Erwarteter Auftakt für den ESVK

Es gab für die Lausitzer Füchse kaum ein Durchkommen.

Ganz nach den reellen Erwartungen der Eishockeyfans des ESVK verlief das Auftaktwochenende für die Kaufbeurer Joker in der 2. Eishockey-Bundesliga.

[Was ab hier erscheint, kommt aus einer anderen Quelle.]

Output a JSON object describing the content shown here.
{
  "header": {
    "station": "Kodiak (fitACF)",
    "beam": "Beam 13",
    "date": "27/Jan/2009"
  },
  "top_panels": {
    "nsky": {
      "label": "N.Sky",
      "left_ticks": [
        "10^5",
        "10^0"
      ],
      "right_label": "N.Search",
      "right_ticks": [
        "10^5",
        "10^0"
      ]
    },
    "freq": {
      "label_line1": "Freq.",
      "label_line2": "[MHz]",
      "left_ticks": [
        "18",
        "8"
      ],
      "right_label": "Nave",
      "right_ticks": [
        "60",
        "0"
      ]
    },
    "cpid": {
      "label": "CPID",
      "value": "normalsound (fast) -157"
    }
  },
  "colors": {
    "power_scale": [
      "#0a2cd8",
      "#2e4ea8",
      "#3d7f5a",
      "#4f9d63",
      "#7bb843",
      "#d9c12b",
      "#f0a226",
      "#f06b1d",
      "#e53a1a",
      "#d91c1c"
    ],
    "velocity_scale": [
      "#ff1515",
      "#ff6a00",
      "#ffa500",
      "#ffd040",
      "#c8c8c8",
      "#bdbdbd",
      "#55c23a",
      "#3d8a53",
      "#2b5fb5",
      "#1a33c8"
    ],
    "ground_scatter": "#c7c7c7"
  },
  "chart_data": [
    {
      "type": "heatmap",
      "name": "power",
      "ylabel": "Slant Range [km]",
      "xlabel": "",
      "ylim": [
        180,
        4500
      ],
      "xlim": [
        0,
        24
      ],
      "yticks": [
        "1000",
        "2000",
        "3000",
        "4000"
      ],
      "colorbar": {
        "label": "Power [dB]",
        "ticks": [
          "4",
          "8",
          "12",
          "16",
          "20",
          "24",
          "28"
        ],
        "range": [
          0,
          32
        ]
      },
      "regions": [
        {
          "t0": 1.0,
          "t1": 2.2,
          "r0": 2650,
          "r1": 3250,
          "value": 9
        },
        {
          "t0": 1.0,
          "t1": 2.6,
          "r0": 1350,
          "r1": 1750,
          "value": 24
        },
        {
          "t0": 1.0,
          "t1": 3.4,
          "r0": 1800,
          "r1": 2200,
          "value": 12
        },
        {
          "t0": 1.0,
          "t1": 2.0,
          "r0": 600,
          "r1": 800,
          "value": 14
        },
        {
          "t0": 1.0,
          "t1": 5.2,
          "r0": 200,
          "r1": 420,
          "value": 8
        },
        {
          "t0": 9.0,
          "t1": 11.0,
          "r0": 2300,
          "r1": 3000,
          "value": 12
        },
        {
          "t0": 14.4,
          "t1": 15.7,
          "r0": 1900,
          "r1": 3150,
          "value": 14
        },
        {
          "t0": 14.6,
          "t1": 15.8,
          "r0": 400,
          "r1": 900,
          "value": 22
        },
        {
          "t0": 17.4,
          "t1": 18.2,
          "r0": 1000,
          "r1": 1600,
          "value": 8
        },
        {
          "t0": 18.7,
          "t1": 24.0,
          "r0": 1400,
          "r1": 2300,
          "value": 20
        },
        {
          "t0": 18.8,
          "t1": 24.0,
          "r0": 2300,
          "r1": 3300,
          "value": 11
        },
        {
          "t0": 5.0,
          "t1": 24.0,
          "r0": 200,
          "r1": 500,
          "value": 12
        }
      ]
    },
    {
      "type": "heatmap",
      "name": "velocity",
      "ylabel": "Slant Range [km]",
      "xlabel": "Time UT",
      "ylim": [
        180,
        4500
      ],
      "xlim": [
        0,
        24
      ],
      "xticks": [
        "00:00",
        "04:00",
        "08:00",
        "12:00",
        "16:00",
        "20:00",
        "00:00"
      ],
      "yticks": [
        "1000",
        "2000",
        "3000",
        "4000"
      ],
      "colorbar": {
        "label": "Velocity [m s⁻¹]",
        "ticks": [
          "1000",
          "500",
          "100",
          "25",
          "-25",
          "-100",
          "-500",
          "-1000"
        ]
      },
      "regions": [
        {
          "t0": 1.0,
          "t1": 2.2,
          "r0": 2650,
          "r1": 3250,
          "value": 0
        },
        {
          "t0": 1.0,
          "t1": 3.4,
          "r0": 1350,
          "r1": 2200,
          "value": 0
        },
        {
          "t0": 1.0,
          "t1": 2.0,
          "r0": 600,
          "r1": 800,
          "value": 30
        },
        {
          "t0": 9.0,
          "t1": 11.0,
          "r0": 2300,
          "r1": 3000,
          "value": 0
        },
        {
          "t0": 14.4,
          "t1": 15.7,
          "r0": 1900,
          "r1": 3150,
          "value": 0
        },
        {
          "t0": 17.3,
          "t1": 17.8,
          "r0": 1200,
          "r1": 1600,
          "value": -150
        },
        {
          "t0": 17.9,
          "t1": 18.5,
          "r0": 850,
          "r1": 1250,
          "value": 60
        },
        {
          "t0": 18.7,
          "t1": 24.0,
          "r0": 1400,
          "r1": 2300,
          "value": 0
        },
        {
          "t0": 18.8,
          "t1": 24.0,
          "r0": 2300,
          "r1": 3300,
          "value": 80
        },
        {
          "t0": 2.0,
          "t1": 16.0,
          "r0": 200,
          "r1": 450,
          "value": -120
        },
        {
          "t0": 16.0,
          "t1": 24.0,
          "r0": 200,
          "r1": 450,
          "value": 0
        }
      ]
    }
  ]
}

Zuhause konnten am Freitag die Lausitzer Füchse mit 5:1-Toren souverän auf Distanz gehalten werden, aber beim Sonntagsgegner in Schwenningen war leider kein Punkt zu holen und die Joker traten mit einer 4:2-Niederlage die Heimfahrt an. In der Tabelle rangiert der ESVK nach dem zweiten Spieltag mit drei Punkten und einem Torverhältnis von 7:5-Toren auf Platz vier hinter Rosenheim, Bremerhaven und Tabellenführer Dresden.

Wichtig war auf jeden Fall der Auftakterfolg gegen Weißwasser. Vor 1938 Zuschauern zeigten die Kaufbeurer zwei Drittel lang klare spielerische und technische Vorteile. Hätten die herausgespielten Chancen besser verwertet werden können, wäre schon zu einem frühen Zeitpunkt das Erfolgserlebnis sicher gewesen. Doch ein im Stellungsspiel starker gegnerischer Torhüter Jonathan Boutin war stets zur Stelle oder aber das Glück im Abschluss fehlte. Nach zwölf Minuten konnte Brady Leisenring Boutin erstmals in Überzahl überwinden. Wiederum Leisenring und danach Rob Brown mit einem satten Schuss von der blauen Linie schraubten den Zwischenstand auf 3:0. Erst nach einem derben Abspielfehler im eigenen Drittel gelang den Gästen der Anschlusstreffer. In der Folgezeit erarbeiteten die sich Füchse mehrere Chancen und das Spiel wurde phasenweise wieder eng. Erst als Christian Grosch und dann Levi Nelson zum 5:1 trafen, waren drei einkalkulierte Punkte unter Dach und Fach. Ein sicherer Rückhalt im Tor war Stefan Vajs. Gästecoach Dirk Rohrbach sprach von zwei Drittel Schlafwagen-Hockey seiner Füchse und damit den verbunden Glückwunsch zum verdienten Sieg der Joker. Ken Latta war sehr zufrieden und hob Rob McFeeters hervor, der nach seiner Verletzung wieder stark auftrat. Glücklos in Schwenning Fast wäre es doch zu einem Punktgewinn im Schwarzwald gekommen. Den frühen Führungstreffer der Gastgeber gleicht Daniel Menge kurz darauf aus. Der SERC zog dann auf 3:1 davon, ehe Levi Nelson in der 43. Minute zum Anschluss traf. Nun wurde es plötzlich wieder eng. Der ESVK setzte alles auf eine Karte und nahm den Torhüter Horneber vom Eis. Doch das Glück lag auf Seiten der Gastgeber und Pinizzotto traf vor 2735 Zuschauer zum 4:2-Endstand. DNL-Team erfolgreich Endlich konnten die Nachwuchsspieler des ESVK in der DNL wieder jubeln. Am Samstagnachmittag dominierten sie mit 6:2 Toren gegen die Düsseldorfer EG, wobei die Reihe mit Markus Eisenschmid und Hans Detsch an allen Toren maßgeblich beteiligt war. Nur 15 Stunden später dann der zweite Erfolg an diesem Wochenende, diesmal mit einem knappen 4:3-Erfolg gegen den Kölner EC. Mit nunmehr neun Punkten ist das DNL-Team des ESVK auf Rang sechs der Tabelle angelangt.